Besides the state space growth (which in this case isn't too bad), the main issue with this approach is the assumption of perfect state knowledge. To be able to run our algorithm, we need to be able to perfectly measure the randomness and previous \(x_k\) state of the DDS in generating the state \(x_{k+1}\). But often, we can't do either, since \(w_k\) is generally an uncertainty on our measurement of \(x_k\). To deal with these sorts of situations, we'll have to wait until Chapter 4.
Forecasts
Suppose that we no longer are given the probability distribution \(P_k\), but rather are told that we now have a set of probability distributions \(Q_k\) (a finite set), and there exists a probability distribution \(\zeta_k\) on \(Q\) representing the likelihood of a particular distribution in \(Q\) being the one that determines the disturbance.

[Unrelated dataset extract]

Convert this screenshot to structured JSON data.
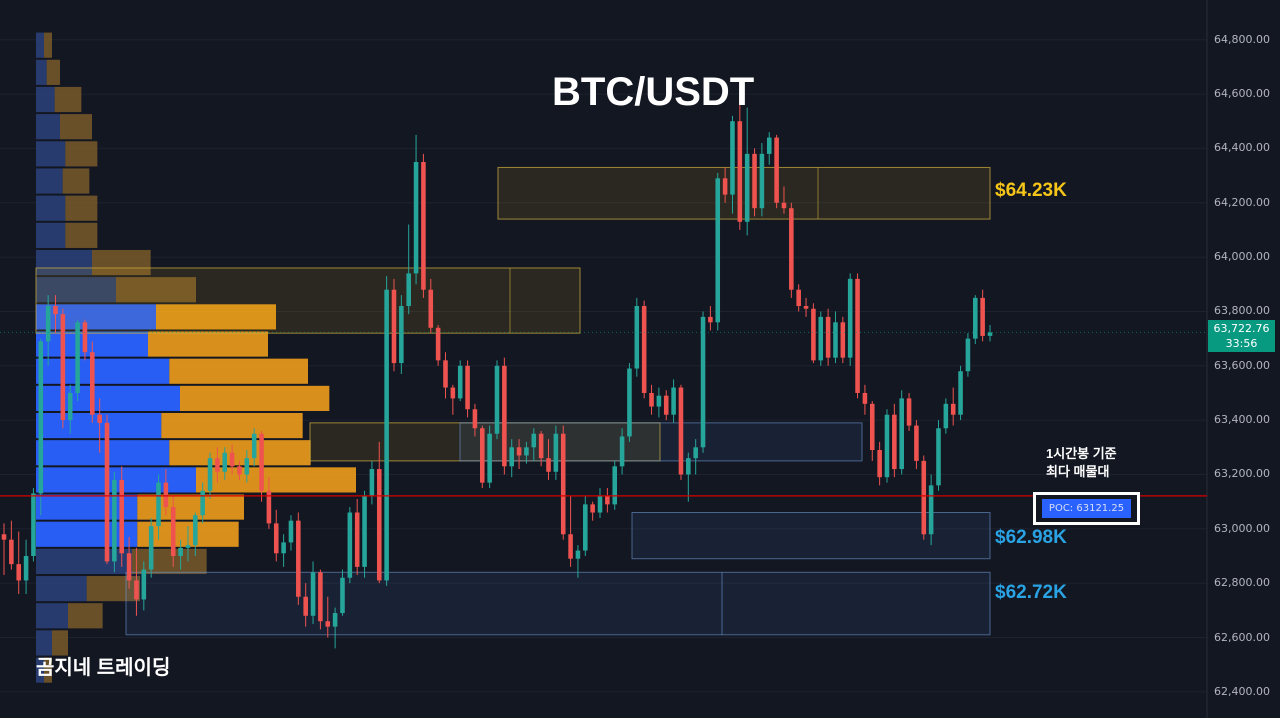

We call \(\zeta\) the forecast, since we are informed of its output before making the decision \(\mu\). (For simplicity, let \(\zeta_k^i\) refer to the probability of the \(i\)th element of \(Q\) being selected at time \(k\)).
As a real world example, \(\zeta_k\) could be a forecast of the demand for a product on year \(k\): small, medium or large. How do we convert this into a basic problem?
It's quite simple: let \(\tilde{x_k}=(x_k,\zeta_k)\) and the stochastic term be \(\tilde{w_k}=(w_k,\zeta_k)\). Can you see how to finish the setup?
Simplifying Uncontrollable Components
In the three examples above, we've seen how to take complications in the setup of the basic problem, and via state augmentation, rewrite the complications as part of the basic problem. Of course, this adds to the size of the state space, which can very easily become unmanageable.
In general, there is no good way to deal with this expansion, other than heuristics. However, there is a special case that comes up relatively often.
Suppose we've augmented our space to have state \(\tilde{x_k}=(x_k,y_k)\), where \(x_k\) is the original state variable (\(x_{k+1}=f(\tilde{x_k},u_k,P(\cdot\mid\tilde{x_k},y_k))\)) and \(y_k\) is dependent on \(x_k\) stochastically. However, the controller observes the value of \(y_k\) prior to picking \(u_k\) (unlike \(w_k\)). Define$$\tilde{V_k}(x_k)=E_{y_k}\set{V_k(\tilde{x_k}\mid x_k)}$$
Via basic arithmetic, we have $$\tilde{V_k}(x_k)=E_{y_k}\Set{\min\limits_{u_k\in C_k(\tilde{x_k})}E_{w_k}\Set{g_k(\tilde{x_k},u_k,w_k)+\tilde{V_k}(f_k(\tilde{x_k},u_k,w_k))}\mid x_k}$$
We now can use the same approach as the Dynamic Programming Algorithm. The advantage is the size of the state space. If we just used the state augmentation approach, the state space size would be \(n\cdot m\), with \(n\) the state space size of \(x_k\) and \(m\) the state space size of \(y_k\). But, this approach leaves us with a state space of size \(n\).
Can you see how to directly simplify the augmentation of forecasts?